Paso Robles senior running back Christian Erickson was put through the SPARQ test this off season at the Nike+ Football The Opening Rating Day Los Angeles event held at Veteran’s Memorial Stadium in Long Beach this February.
His numbers were off the charts.
Out of more than 1,600 athletes, his SPARQ score of 102.57 finished in the Top 5.
Measuring 5-foot-11 and around 220 pounds, Erickson ran a 4.75 40-yard dash, a 4.52 shuttle run and logged a 31.6 inch vertical leap. He can also squat 505 pounds and bench press 375 pounds.
The numbers only reaffirm what anyone who has watched Erickson play already knows. Erickson has been running over defenders and racking up yards like crazy since he burst onto the scene his sophomore year. In two seasons, he has rushed for more than 3,100 yards and 29 touchdowns and averaged 165 yards per game.
In the final game of Paso Robles’ 2015 season, Erickson put the team on his back — carrying the ball 38 times for 320 yards and three touchdowns in a 35-34 playoff loss to Lompoc.
“It was tough, but I just wanted to win,” Erickson said last week. “I will do anything to win.”
Erickson will bring his freakish athleticism to the defensive side of the ball this season to do just that — turn around a program that finished with a 5-6 record last season.
“I played defense a lot when I was younger,” Erickson said. “Before I got into high school, that’s pretty much all I did. It took a while, but then it’s just like riding a bike.”
“It’s a lot more fun hitting people than getting hit.”
Erickson will bolster a defense that struggled against top teams in 2015. In six losses, Paso Robles gave up an average of 37.5 points.
“With him on defense, it adds another force,” senior linebacker Mark Armstrong said. “It pretty much shuts off half the field. If someone sees him over there, they are not really going to want to run towards his side and they are forced to run back to the other 10 of us.”
Paso Robles head coach Rich Schimke, who has used players on boths sides of the ball more frequently in recent years, said there’s a good chance Erickson will play more defense than offense in 2016.
“When you have a dynamo like Christian — there’s only 10 games not 162 season like baseball — we gotta get him out there and utilize his talents as much as possible,” Schimke said.
Erickson will be used all over the field on defense, filling a kind of hybrid safety/linebacker role made popular by NFL stars like the Denver Broncos’ Von Miller and Pittsburgh Steelers’ Troy Polamalu.

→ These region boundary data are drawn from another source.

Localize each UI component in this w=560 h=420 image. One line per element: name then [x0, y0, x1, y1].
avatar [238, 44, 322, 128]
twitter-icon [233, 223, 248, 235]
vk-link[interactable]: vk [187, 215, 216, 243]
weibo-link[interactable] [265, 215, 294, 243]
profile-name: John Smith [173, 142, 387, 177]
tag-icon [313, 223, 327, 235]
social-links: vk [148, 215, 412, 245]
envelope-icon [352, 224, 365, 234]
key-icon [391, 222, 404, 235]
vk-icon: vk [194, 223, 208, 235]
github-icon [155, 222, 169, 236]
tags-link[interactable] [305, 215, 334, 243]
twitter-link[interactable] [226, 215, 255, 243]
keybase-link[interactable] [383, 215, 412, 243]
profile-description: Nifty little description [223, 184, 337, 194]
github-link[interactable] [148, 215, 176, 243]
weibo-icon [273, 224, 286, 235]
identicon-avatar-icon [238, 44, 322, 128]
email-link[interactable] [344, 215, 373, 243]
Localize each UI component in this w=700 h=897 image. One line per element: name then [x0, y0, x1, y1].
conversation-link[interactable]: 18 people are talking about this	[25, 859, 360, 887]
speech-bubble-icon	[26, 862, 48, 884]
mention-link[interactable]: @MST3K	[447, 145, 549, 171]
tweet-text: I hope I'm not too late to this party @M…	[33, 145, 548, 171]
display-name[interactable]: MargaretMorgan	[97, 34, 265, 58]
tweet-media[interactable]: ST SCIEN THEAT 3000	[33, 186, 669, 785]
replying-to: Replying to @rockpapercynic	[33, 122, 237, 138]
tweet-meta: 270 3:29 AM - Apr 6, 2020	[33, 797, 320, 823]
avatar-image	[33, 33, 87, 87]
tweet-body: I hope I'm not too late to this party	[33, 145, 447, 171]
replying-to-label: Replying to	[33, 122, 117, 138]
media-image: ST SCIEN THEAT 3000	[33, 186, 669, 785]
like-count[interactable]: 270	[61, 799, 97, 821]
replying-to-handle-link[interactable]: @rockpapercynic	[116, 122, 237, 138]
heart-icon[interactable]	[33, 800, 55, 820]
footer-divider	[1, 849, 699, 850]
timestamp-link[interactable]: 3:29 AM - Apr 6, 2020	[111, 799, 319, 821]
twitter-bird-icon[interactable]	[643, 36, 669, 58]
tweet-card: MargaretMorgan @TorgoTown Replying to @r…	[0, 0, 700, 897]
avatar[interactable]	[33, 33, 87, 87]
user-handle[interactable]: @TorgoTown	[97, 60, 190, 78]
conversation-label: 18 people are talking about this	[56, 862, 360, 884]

“We are having a hard time blocking him in practice,” Schimke said.
Erickson will still get his yards on offense and will be needed to take the pressure off first-year starting quarterback Steven Schouten. But Schimke doesn’t want every game to be like the last game against Lompoc.
“You can hand the ball off to Christian 40 times, it wins games, but at the same time if there are other guys out there that can make plays, and Stevie can make plays,” Schimke said. “We are going to make the defense be honest.”
Schouten was the backup quarterback for Justin Davis last season as a junior and led Paso Robles in receiving yards and touchdowns (676 yards, 7 TD) last season.
“Having Stevie it’s really nice because, say everyone is covered, he can just pull it down and run,” Erickson said. “That’s something that we haven’t had in the past couple years,so that adds a whole new layer to our offense.”
Erickson’s presence on defense also adds a new, scary layer for opposing offenses.
His SPARQ scores paired with his gaudy stats have already generated buzz and drawn interest from the San Jose State and Fresno State football programs. And they likely won’t be the last Division 1 programs to court The Beast of North County.